New Year’s Day [1]. A time to make commitments for self-improvement and then break them [2] a week later. I have one I’m going to keep.
My resolution is to speak and write concisely and correctly. While filler [3] and disfluencies [4] are excusable in speech, in print they are intolerable. Rewriting is writing [5], so the standards are higher because you can polish your work easily. “Kinda,” “sort of,” “like,” “more than,” and “less than” have no place in writing. If I ever use “in all circumstances that I know of,” yell at me to replace it with “always.” More examples:
• Don’t say “America has over 300 million people,” say “America has 300 million people.” We know what you mean.
• Use “always” and “never.” English is a language for humans, not computers—treat it as such.
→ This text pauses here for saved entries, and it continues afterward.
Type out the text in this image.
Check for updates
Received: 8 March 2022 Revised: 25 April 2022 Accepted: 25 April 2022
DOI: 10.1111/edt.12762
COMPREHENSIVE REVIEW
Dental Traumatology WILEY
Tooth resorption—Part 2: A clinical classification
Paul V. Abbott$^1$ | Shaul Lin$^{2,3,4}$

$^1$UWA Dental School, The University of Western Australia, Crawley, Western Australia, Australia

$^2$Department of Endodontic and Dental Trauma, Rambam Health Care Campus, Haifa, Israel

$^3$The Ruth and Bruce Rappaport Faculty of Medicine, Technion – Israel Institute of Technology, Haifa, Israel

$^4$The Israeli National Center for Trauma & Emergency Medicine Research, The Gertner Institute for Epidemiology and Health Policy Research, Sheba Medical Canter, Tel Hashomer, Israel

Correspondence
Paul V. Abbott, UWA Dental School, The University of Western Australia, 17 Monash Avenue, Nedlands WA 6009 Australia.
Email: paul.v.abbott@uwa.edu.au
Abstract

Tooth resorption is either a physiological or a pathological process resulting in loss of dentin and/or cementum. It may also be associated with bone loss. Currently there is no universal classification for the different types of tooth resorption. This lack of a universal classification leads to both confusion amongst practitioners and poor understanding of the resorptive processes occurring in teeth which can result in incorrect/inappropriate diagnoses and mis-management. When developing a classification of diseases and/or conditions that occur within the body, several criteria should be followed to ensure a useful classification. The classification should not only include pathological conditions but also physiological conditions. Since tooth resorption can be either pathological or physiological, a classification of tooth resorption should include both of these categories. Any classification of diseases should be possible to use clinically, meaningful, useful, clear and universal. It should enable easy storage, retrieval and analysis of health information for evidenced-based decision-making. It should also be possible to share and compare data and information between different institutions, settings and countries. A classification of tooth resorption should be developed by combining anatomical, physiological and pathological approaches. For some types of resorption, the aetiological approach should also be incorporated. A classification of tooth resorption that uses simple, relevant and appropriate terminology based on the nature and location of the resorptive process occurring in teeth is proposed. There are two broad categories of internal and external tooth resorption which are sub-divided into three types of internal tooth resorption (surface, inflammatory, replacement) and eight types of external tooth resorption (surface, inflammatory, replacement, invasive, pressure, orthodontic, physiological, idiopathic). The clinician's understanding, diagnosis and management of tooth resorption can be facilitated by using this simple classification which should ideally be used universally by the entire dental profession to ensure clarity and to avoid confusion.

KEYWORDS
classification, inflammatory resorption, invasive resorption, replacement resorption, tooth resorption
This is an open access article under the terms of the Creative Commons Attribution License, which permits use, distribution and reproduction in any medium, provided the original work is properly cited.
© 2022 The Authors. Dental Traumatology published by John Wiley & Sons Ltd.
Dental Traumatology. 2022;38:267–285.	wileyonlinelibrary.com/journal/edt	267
If you are wrong, plenty of people would love to correct you.
• We have plenty of words already; don’t make new ones up. “Servers” are waiters and waitresses. A “chair” is a chairman or chairwoman. Unless you are referring to a woman or women specifically, he, waiter, and chairman will do just fine. Don’t use they [6] in place of he; it’s imprecise and dehumanizing. Gender inclusivity is a crock [7].
• Don’t use “special” to describe the retarded. It takes away from people who really are special [8].
• All our jungles have disappeared and been replaced with rainforests, while all our swamps have become wetlands. How did this happen?
• People are not sewers! Have a little respect for our tailors and seamstresses.
A lot of the Newspeak [9] doesn’t even make sense. What is a “flight attendant” anyway? I know what a steward [10] is (female: stewardesses), but isn’t a flight attendant anyone who has ever been on (attended [11]) a plane?
English is losing its humanity. Don’t let them steal our language.